The Tunbridge Wells rink proved very popular – it attracted visitors to the town, brought together people from all sections of society and offered young men and women the opportunity to escape their chaperones and get close to each other. In May 1877 The Courier reported that a local clergyman had preached against ‘the demoralising influences of the evening assemblies at the rink’. However, the newspaper commented that naughty people would be naughty anywhere and behaviour at the rink was no worse than at the theatre or music hall. (Apart, that is, from one ‘repeated instance of somewhat advanced courtship’!).
If skaters wanted to take a break, they could watch from the spectators’ gallery, or enjoy refreshments in the buffet. From autumn 1876 these included including beer, cider and wine, provided by local greengrocer William Meggy. (The magistrates refused to issue him with a licence which would have also allowed him to offer spirits and porter).
In addition to skating competitions and fancy dress soirees, a wide variety of entertainments were held in the large hall. These included band concerts and attractions such as ‘The African Blondin’, who performed on the high rope, and Herr Holtum, ‘The Cannon Ball King’, who balanced cannon balls on his head and even caught one that was fired straight at him.
By the mid-1880s the popularity of roller skating was in decline. In 1884 the Tunbridge Wells Skating Company went into liquidation, the rink was sold at auction and the building taken over by the Kent & Sussex Courier, who housed their printing machinery there.

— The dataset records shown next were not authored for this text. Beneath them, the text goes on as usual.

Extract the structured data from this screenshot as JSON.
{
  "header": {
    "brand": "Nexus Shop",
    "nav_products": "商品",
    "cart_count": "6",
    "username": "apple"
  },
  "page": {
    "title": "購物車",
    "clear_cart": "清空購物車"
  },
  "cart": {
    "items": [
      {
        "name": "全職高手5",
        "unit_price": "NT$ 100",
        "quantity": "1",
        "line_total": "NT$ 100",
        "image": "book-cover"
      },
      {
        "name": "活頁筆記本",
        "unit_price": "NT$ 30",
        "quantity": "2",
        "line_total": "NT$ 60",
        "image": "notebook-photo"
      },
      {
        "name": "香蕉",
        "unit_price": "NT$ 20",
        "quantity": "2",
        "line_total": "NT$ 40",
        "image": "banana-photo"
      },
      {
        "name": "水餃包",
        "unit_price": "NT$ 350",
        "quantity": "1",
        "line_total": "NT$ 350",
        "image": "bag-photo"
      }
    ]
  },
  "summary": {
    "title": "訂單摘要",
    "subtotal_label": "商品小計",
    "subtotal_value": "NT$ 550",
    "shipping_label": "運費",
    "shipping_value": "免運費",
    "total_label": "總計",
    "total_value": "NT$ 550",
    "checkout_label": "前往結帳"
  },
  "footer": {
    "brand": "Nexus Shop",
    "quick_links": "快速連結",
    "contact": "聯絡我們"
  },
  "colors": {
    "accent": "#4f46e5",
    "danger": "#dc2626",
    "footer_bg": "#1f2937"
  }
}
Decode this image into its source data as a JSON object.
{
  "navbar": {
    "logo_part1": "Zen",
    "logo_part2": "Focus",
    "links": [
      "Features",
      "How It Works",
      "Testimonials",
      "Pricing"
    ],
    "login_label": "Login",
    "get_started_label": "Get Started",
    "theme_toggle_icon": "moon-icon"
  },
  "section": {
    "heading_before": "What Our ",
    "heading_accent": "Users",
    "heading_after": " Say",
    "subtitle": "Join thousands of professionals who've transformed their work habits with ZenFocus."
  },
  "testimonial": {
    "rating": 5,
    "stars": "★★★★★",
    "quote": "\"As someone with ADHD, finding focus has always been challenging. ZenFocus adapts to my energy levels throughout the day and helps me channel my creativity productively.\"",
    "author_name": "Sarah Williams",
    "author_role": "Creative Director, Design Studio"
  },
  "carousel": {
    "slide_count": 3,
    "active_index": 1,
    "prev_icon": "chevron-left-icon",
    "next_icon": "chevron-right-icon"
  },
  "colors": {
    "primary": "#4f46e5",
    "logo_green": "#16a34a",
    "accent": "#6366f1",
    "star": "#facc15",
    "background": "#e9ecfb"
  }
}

However interest in the sport revived some years later, both nationally and locally, and in 1909 the ‘American Skating Palace’ opened on Culverden Down in St John’s. The proprietor was American entrepreneur and former horse breeder Louis Napoleon Schoenfield, whose company also owned rinks in St Leonards, Plymouth, Exeter, Maida Vale and on the Aldwych.
In advertisements it was claimed that the new rink was the largest outside London. Its maple floor, imported specially from America, covered 16,000 square feet (a much larger area than the earlier rink) and there was seating for several thousand spectators. Admission was still one shilling, but there was electric light instead of gas, and skates now had ball bearings, making them even more manoeuvrable. “Tunbridge Wells has succumbed to Rinkomania as badly as any town in the kingdom” reported The Courier in November 1909. As well as regular skating sessions, to music from military bands, there were speed skating races, exhibitions of fancy skating and rink hockey matches.
However, once again roller skating was not as profitable as had been hoped and in 1911 Mr Schoenfield appeared in the bankruptcy court in London. The main reason he gave for finding himself in this situation was that he had been ‘over confident’ in running his rinks.
The Tunbridge Wells rink continued to operate under local ownership for another couple of years, although in 1913 skating gave way to the Cinema de Luxe. Early in the First World War 250 soldiers were billeted in the building before they headed overseas and local recruits were drilled there. In December 1914 it was one of eight venues where solders were entertained to a lavish Christmas lunch. (This was the subject of a previous blog post).
Notes
- The 1875 Skating Rink was designed by architect Henry H Cronk, who was also responsible for the Great Hall (completed in 1872).